Data backup failures|V4.3.0| docs|Distributed Database

Data backup failures

Last Updated：2024-04-19 08:42:49 Updated

This topic describes how to locate and troubleshoot data backup failures during physical backup.

This topic uses /home/admin/oceanbase as an example of the installation directory of OceanBase Database. The log storage path involved in this topic varies based on the actual environment.

Issue 1: A data backup job fails to be initiated

If a data backup job fails to be initiated, perform the following steps to troubleshoot the issue:

Log on to the sys tenant of the cluster as the root user.

Execute the following statement to identify the cause of the failure:

SELECT * FROM oceanbase.DBA_OB_ROOTSERVICE_EVENT_HISTORY WHERE module='backup_data' AND event ='start_backup_data';

A sample query result is as follows:

+----------------------------+-------------+-------------------+-----------+--------+--------+--------+-------+--------+-------+--------+-------+--------+-------+--------+------------+----------------+-------------+
| TIMESTAMP                  | MODULE      | EVENT             | NAME1     | VALUE1 | NAME2  | VALUE2 | NAME3 | VALUE3 | NAME4 | VALUE4 | NAME5 | VALUE5 | NAME6 | VALUE6 | EXTRA_INFO | RS_SVR_IP      | RS_SVR_PORT |
+----------------------------+-------------+-------------------+-----------+--------+--------+--------+-------+--------+-------+--------+-------+--------+-------+--------+------------+----------------+-------------+
| 2023-08-17 15:56:02.023265 | backup_data | start_backup_data | tenant_id | 1002   | result | -9040  |       |        |       |        |       |        |       |        |            | 11.xx.xx.xx    |        4000 |
| 2023-08-17 15:56:13.116237 | backup_data | start_backup_data | tenant_id | 1002   | result | -9040  |       |        |       |        |       |        |       |        |            | 11.xx.xx.xx    |        4000 |
| 2023-08-17 15:56:38.050299 | backup_data | start_backup_data | tenant_id | 1002   | result | -9040  |       |        |       |        |       |        |       |        |            | 11.xx.xx.xx    |        4000 |
| 2023-08-17 15:57:11.236784 | backup_data | start_backup_data | tenant_id | 1002   | result | -9040  |       |        |       |        |       |        |       |        |            | 11.xx.xx.xx    |        4000 |
4 rows in set

Pay attention to values in the following columns in the query result:

NAME1 and VALUE1: respectively indicate the tenant_id field and its value.
NAME2 and VALUE2: respectively indicate the result field and its value.
RS_SVR_IP: the IP address of the server where RootService resides.

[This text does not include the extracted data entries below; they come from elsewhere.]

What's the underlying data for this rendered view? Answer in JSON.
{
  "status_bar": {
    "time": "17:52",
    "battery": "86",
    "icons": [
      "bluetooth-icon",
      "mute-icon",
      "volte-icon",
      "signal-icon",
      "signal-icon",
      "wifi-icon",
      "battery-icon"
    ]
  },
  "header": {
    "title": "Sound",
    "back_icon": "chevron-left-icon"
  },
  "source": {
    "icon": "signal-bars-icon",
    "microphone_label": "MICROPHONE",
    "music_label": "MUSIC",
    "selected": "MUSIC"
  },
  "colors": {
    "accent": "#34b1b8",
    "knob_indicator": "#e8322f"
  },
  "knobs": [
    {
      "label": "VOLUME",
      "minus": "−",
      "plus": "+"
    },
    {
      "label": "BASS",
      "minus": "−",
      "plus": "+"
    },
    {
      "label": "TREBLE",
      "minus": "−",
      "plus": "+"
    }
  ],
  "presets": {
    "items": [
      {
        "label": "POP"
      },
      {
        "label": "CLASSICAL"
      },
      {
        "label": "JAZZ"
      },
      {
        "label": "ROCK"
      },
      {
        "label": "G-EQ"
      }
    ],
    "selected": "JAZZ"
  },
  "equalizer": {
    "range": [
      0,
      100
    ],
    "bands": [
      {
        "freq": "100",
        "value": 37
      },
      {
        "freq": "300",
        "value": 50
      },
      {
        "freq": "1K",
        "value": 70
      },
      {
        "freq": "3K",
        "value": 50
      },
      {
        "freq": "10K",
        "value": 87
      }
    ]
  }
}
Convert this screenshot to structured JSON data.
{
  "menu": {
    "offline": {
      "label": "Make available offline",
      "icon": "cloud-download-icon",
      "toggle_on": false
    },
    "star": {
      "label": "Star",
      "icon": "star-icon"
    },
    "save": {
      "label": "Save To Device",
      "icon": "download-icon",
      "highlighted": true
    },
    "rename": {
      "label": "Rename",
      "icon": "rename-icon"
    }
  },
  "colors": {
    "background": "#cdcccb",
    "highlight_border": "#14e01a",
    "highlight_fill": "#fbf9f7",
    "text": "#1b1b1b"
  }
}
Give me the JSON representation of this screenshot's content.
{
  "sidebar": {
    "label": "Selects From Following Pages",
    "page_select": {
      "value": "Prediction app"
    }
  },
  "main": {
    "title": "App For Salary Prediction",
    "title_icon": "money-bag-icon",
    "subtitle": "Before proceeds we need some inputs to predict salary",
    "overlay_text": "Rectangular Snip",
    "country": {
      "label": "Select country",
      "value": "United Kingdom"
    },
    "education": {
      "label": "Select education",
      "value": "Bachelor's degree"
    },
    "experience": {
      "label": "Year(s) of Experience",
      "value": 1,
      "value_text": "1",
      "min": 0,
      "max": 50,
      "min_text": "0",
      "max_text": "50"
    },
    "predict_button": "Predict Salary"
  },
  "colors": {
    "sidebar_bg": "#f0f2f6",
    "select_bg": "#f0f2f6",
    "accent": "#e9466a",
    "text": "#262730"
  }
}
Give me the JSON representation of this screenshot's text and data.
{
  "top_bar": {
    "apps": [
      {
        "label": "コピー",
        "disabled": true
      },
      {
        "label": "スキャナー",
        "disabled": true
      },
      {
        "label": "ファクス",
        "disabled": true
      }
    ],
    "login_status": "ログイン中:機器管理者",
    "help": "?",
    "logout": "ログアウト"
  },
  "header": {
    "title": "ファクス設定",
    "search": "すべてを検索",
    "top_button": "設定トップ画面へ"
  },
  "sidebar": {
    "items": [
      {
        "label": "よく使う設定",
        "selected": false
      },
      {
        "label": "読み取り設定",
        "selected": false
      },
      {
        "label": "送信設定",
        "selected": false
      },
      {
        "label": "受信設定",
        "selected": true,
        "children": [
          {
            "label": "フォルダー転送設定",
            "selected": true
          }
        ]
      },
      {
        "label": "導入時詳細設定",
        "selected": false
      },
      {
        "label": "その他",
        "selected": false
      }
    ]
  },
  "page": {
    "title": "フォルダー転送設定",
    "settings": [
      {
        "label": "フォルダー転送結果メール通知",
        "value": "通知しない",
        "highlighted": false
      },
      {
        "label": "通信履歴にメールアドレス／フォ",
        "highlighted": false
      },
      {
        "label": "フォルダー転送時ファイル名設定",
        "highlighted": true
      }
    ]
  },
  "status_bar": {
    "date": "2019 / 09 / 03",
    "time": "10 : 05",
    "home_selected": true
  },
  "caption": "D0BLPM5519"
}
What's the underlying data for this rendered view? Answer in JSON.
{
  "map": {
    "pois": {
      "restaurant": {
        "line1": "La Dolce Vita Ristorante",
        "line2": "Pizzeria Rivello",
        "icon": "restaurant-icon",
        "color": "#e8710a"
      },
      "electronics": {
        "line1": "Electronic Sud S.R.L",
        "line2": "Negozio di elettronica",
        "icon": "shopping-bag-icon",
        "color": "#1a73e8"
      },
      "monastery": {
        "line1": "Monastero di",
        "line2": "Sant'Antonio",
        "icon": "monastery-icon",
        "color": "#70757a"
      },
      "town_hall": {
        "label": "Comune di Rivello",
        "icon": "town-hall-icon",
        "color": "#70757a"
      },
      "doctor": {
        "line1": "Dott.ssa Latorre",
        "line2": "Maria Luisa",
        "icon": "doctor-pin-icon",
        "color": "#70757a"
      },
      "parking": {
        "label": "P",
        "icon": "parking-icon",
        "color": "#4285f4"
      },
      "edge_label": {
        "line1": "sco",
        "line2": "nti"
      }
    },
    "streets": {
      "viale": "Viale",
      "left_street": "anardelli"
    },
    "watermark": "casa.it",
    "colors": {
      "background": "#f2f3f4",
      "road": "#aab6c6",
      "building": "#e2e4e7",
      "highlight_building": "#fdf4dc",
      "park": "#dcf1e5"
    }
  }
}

If the VALUE2 value of a result in the NAME2 column is not 0, proceed to the next step to find the related error information.

Log on to the server where RootService resides based on the RS_SVR_IP value obtained in the previous step. Search the rootservice.log file to find the related error information.
1. Log on to the server where RootService resides.
2. Go to the directory where logs are stored.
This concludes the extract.